Une route étroite de campagne, près de Tours, 6h30 du matin. Le cheval s’en allait le long de la voie du chemin de fer. La barrière au loin était fermée. C’était la consigne, la nuit jusqu’à sept heures du matin, elle devait être fermée. De toute façon peu de trains passaient par là, peu de voitures non plus. Des habitués toujours, le gardien du passage à niveau s’amusait à deviner leurs métiers.
Pour l’estafette Renault, il ne se trompait pas. Le boulanger avait l’habitude de s’arrêter pour lui laisser deux baguettes et quatre croissants. Comme d’habitude, il attacherait son sac sur le porte bagage de son vélo à 8 heures, et il attendrait son collègue de jour qui arriverait comme d’habitude, un peu en retard, à 8 heures 10; il était très exact dans son retard. Un peu avant passerait une « deux chevaux » conduite par une jeune femme qui avait une gueule d’institutrice. Il l’appelait l’instit’ de 8 heures 5.
Le long de la voie ferrée Saint-Pierre des Corps-Nantes, 6 heures du matin. Je roulais sur le chemin le long des rails. De l’autre côté des barrières qui isolaient la voie, les immeubles sinistres de la cité de transit. Peu de fenêtres éclairées, dans ces cités on se lève souvent trop tard, parfois trop tôt. Au milieu des immeubles, une maison basse aux fenêtres fermées par des barreaux noirs. A l’arrière de la maison un mur hérissé de rouleaux de fils de fer barbelés dessinait une cour intérieure. Des chiens hurlaient à mon passage. J’accélérais sans jamais avoir vu ces clebs qui aboyaient cachés derrière les murs, les barbelés, les barreaux, la somme de toutes les peurs de ceux qui vivaient là. C’était le mini marché du coin.
Le passage à niveau où je me rendais était du sérieux, quatre voies ferrées à traverser. Quand il fallait baisser les barrières, il fallait faire gaffe de ne pas laisser une voiture en carafe au milieu des rails.
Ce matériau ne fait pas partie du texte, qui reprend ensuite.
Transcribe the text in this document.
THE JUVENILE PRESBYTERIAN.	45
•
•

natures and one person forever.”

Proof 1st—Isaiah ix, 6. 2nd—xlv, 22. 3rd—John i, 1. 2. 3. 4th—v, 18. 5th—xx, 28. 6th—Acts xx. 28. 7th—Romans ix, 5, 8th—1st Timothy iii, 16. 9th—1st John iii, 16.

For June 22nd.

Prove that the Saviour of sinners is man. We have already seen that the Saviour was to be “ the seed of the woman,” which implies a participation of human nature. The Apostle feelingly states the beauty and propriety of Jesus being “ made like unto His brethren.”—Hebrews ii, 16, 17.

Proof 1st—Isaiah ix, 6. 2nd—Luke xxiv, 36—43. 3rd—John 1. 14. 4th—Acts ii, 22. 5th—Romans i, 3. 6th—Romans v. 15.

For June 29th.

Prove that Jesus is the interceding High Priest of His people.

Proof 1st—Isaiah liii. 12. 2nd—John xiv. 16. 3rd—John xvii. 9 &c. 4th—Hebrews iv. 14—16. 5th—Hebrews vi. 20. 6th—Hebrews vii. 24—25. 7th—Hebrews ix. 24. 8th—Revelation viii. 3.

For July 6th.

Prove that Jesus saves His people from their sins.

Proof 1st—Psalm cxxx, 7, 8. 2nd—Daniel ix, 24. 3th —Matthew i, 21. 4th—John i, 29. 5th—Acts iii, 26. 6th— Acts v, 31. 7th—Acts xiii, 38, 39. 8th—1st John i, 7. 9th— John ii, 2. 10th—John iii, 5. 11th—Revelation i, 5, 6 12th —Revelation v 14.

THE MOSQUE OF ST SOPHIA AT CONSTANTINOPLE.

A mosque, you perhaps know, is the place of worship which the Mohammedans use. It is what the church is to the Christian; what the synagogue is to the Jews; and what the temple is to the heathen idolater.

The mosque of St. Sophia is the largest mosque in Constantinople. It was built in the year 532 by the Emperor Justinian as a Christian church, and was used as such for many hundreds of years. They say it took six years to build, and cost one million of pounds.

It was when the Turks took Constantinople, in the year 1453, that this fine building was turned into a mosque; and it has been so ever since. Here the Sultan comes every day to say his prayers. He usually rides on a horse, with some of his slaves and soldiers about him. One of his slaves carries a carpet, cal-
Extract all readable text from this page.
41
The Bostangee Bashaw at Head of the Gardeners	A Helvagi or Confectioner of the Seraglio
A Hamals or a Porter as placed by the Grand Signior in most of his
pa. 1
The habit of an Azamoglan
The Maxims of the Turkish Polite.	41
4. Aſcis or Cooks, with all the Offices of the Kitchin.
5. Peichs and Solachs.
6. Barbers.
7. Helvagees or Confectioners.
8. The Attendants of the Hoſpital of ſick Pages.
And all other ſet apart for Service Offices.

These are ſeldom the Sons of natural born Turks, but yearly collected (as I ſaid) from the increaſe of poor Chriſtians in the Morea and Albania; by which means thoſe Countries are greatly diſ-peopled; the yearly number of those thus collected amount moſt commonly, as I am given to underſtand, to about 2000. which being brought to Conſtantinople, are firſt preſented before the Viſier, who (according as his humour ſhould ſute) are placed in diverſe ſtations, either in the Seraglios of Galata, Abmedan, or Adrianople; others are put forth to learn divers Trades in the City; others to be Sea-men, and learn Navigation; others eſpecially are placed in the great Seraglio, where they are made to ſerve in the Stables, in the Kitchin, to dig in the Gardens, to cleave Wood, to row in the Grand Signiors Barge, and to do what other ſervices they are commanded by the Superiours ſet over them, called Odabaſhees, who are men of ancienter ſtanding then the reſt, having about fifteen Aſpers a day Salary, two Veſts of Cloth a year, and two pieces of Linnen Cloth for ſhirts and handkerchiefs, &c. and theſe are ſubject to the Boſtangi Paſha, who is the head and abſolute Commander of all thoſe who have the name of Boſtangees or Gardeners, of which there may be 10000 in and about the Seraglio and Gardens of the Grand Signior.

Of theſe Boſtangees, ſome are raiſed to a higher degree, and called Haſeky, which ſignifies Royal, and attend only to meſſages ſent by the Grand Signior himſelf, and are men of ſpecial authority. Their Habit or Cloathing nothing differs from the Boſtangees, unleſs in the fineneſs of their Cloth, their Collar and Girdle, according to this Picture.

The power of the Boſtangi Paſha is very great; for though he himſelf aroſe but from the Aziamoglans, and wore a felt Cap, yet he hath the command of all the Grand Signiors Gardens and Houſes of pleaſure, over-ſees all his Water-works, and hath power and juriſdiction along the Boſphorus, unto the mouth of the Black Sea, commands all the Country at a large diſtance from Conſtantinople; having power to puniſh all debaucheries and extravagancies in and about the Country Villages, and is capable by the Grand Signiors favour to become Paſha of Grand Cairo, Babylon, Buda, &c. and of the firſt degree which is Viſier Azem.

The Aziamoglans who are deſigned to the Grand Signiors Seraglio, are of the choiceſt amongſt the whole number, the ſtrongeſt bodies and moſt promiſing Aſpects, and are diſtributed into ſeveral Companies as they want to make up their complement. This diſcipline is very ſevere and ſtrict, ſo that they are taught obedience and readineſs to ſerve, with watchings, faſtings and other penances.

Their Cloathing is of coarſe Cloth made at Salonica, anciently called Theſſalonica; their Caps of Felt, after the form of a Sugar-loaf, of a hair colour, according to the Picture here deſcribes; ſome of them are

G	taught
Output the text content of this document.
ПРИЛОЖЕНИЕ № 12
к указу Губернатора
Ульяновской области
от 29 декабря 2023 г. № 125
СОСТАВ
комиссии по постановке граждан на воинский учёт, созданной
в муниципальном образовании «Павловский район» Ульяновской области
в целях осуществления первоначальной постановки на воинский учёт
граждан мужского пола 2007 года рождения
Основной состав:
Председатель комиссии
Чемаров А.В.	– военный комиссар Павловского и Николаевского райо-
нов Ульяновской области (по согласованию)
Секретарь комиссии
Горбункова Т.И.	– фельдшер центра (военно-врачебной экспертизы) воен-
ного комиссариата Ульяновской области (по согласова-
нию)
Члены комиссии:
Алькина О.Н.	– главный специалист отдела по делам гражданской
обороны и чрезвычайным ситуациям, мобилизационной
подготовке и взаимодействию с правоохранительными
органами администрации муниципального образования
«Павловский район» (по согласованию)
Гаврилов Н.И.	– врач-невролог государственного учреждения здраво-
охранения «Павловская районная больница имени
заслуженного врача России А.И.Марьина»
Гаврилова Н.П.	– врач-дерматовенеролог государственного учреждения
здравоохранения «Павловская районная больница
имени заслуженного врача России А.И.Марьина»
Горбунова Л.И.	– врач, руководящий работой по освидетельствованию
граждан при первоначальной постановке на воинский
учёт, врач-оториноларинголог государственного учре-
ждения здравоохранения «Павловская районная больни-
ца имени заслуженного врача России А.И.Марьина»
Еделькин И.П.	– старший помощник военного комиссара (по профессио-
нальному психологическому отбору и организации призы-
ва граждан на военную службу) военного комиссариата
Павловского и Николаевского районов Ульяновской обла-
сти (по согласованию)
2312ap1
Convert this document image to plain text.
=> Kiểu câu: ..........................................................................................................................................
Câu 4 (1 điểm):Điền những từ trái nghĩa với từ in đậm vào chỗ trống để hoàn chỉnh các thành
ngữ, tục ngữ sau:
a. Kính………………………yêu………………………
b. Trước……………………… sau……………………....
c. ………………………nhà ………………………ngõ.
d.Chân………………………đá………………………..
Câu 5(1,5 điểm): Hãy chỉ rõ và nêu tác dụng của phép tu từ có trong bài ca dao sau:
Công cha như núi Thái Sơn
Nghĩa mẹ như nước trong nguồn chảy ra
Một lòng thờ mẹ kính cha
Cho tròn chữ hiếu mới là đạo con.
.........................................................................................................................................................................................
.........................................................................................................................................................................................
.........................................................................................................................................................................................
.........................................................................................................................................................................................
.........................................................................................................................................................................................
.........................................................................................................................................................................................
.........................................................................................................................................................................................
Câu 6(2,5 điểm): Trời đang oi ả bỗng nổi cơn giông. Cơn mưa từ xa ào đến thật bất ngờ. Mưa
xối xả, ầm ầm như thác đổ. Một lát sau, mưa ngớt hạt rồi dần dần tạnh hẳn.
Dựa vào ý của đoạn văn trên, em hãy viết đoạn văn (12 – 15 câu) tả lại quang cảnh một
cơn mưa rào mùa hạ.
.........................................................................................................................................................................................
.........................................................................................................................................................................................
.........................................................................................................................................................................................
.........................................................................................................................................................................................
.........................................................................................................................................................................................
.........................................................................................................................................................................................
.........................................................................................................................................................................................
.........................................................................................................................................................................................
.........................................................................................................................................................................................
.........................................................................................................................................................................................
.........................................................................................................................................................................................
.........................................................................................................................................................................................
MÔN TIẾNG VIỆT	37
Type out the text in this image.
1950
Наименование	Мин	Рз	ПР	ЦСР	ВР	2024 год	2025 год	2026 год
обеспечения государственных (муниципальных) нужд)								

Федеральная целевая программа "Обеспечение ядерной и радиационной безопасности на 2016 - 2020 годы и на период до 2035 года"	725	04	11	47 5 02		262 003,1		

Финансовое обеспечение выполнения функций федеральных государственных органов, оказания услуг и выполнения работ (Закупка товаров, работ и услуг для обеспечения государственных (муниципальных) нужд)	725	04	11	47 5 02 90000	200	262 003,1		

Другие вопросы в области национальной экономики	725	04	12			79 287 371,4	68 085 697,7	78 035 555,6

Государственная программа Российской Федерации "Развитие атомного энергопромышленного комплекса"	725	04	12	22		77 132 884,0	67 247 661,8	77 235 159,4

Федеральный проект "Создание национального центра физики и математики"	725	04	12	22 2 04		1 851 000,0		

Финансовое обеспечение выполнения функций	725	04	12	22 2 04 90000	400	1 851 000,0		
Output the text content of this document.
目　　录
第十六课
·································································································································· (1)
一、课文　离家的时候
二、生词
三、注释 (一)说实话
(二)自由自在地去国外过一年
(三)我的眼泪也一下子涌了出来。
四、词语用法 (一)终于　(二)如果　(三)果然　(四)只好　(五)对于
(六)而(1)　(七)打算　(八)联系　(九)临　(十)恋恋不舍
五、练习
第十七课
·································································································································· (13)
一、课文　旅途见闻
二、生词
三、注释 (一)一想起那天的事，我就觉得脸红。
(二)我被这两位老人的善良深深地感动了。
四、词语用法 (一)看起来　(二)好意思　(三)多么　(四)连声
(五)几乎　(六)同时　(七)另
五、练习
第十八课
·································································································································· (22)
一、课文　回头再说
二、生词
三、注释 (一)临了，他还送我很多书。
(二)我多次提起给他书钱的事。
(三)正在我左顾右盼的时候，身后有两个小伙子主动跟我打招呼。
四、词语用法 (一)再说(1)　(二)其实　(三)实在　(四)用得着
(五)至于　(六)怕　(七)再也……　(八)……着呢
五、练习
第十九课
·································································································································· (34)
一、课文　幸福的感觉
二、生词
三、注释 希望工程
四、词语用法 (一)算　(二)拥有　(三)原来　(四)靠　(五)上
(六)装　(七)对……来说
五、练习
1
A l’époque, c’étaient les années soixante-dix, le turbotrain de Nantes passait par là se donnant des airs d’un TGV qui n’existait pas encore. Ici, on gardait les barrières au rythme des trois huit. Dans les campagnes, on regardait les trains passer douze heures durant.
Une route étroite de campagne, près de Tours. C’était la fin de l’été, les premiers rayons du soleil déchiraient en lambeaux les restes du brouillard qui blanchissaient les champs. Le garde-barrière de la nuit faisait cafetière commune avec son collègue du jour.
Une baguette et les deux croissants attendaient sur la petite table à l’intérieur de la maisonnette. Ils se connaissaient tous les deux. La SNCF avait entrepris d’automatiser les passages à niveau. Jouant sur les départs en retraite et les mutations des garde-barrière, elle piochait dans un stock de remplaçants, des étudiants qui a défaut d’étudier, préparaient la révolution. Le terrain était miné, la chasse gardée, il fallait être coopté avant même de pouvoir faire acte de candidature auprès de la compagnie ferroviaire. Le cheval s’était arrêté sur la voie. Il n’avait pas d’autre choix que de continuer, la barrière étant baissée. Une lumière jaunâtre éclairait la fenêtre de la petite gare. Pas de bruit, si ce n’est le chant des derniers oiseaux de l’été qui avaient entamé leur causette matinale.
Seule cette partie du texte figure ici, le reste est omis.